Da qui, al momento non ci sono opzioni per la discesa. E’ estremamente consigliabile calarsi. Raggiungere la val di Zocca è problematico in quanto, per farlo, poco sopra la sosta, abbiamo sempre risalito 50 metri su una corda fissa stesa su placche e prati ripidi e la corda non c’è più. Non è escluso che si riesca a trovare il modo di risalire ma poi non ci sono più tracce.

DISCESA:
1 doppia: dalla S15 alla S13 – 50 metri
2 doppia: dalla S13 fino al bosco – 35 metri – poi raggiungere la S11
3 doppia: dalla S11 fino ad una sosta non di via che si trova 15 metri sotto la S10, proprio sul bordo del tetto a metà del gran diedro. 35 metri
4 doppia: calata fino alla S8 – 35 metri
5 doppia: spostarsi 7/8 metri sulla cengia con pino mugo e raggiungere sosta per calata. Da questa fino alla S7. La discesa è molto diagonale verso sinistra, faccia alla parete. Durante la calata rinviare almeno un paio di fix, importante quello vicino al bordo della placca, altrimenti si finisce sempre sulla cengia ma molto a destra della sosta e soprattutto fra i rami di un pino intricati come non mai. 20 metri, conviene usare una sola corda.

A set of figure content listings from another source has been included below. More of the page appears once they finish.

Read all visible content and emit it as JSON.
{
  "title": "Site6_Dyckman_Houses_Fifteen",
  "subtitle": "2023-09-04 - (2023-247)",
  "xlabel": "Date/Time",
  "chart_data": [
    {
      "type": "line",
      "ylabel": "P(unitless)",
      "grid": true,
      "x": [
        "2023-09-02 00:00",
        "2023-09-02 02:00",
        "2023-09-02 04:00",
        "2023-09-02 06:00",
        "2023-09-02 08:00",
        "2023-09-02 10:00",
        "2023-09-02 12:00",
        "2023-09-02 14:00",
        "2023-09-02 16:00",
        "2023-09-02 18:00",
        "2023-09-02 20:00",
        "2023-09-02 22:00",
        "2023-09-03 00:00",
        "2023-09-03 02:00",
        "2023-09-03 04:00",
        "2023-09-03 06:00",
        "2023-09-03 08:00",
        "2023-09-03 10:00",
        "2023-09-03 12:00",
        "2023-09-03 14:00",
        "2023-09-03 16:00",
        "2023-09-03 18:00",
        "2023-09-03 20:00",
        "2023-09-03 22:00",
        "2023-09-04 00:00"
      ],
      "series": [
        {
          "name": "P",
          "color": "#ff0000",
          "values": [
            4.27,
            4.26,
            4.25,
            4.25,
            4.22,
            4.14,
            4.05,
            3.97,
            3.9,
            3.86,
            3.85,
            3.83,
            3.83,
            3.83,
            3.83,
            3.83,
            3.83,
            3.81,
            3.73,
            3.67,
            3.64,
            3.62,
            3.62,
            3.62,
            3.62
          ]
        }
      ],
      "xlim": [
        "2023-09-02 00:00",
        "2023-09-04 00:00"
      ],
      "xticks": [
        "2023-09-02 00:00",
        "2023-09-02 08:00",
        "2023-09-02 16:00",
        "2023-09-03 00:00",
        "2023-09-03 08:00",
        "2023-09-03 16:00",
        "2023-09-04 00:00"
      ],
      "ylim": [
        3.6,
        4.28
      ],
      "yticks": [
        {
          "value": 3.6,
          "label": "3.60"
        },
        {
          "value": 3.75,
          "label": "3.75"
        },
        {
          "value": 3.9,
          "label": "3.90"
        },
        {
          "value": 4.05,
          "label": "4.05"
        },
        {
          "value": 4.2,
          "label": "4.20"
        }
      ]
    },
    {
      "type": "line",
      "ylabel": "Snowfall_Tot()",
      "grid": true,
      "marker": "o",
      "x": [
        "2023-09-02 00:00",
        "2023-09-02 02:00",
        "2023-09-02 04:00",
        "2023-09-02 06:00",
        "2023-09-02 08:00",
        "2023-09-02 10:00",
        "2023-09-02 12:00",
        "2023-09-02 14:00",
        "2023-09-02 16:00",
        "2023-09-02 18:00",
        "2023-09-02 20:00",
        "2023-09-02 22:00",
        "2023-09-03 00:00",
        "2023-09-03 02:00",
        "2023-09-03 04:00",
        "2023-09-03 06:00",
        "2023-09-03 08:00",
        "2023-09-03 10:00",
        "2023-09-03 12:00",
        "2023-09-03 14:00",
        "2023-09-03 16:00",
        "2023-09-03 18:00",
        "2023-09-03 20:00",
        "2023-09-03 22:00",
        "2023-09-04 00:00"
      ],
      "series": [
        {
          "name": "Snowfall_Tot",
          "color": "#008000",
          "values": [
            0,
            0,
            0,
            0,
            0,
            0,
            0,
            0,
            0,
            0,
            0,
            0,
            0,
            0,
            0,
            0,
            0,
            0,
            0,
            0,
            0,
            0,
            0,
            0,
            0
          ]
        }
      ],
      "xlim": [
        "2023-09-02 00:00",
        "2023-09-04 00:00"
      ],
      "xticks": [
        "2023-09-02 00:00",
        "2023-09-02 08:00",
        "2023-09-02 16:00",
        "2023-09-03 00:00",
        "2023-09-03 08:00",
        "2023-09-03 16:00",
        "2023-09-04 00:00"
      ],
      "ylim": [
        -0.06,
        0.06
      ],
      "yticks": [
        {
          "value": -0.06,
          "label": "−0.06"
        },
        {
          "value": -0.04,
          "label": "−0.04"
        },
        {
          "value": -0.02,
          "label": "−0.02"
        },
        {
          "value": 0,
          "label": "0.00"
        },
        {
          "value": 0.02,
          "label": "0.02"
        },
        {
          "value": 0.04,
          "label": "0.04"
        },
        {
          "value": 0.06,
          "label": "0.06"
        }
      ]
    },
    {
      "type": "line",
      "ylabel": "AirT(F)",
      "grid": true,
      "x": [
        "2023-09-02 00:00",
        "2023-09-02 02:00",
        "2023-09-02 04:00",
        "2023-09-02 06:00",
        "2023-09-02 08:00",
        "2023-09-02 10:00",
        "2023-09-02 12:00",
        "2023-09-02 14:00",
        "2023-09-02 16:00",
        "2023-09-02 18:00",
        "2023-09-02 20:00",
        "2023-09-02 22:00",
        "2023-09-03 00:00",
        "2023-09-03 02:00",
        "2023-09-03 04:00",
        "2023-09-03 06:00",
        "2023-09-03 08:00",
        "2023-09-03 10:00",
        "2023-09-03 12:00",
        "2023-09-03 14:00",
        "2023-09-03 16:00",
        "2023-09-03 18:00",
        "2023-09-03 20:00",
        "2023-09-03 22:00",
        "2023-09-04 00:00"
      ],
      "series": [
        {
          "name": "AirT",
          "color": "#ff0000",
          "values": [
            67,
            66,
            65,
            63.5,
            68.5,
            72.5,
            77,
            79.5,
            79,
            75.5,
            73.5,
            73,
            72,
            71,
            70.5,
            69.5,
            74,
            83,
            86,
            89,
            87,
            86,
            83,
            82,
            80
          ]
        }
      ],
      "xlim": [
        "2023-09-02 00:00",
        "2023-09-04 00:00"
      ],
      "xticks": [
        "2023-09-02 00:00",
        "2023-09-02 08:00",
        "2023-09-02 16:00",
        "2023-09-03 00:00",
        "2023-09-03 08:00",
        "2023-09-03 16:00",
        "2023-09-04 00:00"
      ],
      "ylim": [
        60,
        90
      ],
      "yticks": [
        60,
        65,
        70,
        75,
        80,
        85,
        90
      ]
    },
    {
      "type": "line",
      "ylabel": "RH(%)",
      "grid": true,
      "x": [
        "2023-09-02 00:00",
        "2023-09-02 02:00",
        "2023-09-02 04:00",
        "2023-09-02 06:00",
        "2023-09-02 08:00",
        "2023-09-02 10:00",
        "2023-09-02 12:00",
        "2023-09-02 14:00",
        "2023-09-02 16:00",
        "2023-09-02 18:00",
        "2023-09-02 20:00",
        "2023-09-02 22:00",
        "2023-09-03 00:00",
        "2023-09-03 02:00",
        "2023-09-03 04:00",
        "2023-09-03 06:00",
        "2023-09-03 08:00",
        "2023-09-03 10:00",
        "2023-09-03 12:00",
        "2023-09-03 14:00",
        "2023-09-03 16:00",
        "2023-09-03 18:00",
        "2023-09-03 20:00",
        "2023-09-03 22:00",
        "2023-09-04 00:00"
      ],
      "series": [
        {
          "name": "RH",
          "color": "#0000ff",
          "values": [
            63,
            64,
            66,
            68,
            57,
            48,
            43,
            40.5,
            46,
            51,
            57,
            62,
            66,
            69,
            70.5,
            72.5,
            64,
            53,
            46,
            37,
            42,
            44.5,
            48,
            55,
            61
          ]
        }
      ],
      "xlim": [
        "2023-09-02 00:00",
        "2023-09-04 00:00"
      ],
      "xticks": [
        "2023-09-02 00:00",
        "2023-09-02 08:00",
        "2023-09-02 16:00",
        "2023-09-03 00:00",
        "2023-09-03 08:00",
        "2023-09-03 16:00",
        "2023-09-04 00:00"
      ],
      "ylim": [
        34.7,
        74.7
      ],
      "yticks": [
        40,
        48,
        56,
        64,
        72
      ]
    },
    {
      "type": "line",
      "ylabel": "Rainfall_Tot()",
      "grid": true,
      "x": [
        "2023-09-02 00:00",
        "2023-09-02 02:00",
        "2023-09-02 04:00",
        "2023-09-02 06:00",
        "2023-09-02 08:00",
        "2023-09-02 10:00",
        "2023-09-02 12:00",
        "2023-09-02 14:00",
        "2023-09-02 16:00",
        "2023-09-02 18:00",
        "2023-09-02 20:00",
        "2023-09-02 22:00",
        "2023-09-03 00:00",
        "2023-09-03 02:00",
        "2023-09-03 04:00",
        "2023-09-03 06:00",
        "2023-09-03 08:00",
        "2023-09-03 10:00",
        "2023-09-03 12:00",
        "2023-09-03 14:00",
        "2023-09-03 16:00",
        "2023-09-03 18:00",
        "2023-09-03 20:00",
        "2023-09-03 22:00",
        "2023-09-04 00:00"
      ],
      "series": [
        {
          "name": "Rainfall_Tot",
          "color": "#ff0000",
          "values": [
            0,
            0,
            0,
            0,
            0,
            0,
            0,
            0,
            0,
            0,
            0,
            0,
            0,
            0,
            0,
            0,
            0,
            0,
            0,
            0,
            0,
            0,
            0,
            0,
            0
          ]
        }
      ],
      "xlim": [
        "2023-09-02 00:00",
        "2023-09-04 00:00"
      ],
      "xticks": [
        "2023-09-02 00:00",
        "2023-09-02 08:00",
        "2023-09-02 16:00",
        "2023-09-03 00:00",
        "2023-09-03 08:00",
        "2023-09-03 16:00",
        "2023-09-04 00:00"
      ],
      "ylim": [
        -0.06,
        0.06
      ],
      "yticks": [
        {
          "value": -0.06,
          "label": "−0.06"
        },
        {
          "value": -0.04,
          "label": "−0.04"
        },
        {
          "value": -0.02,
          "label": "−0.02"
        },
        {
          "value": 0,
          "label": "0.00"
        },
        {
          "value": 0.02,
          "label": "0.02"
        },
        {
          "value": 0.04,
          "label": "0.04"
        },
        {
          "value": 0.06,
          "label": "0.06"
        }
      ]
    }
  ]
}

6 doppia: dalla S7 alla S6 sulla placconata. 20 metri
7 doppia: dalla S6 alla S4. 40 metri. Calata molto in diagonale. Rinviare assolutamente i fix altrimenti il pendolo per agguantare la sosta diventa decisamente impegnativo anche perché vi trovate sul bordo di un tetto.
8 doppia: dalla S4 alla sosta che si trova alla stessa altezza della S2 ma all’interno del diedro. 40 metri
9 doppia: raggiungere il grande pino della partenza. 50 metri
10 ULTIMA doppia: dal grande pino con 20 metri di calata raggiungere il sentiero della Val Torrone e di qui a casa.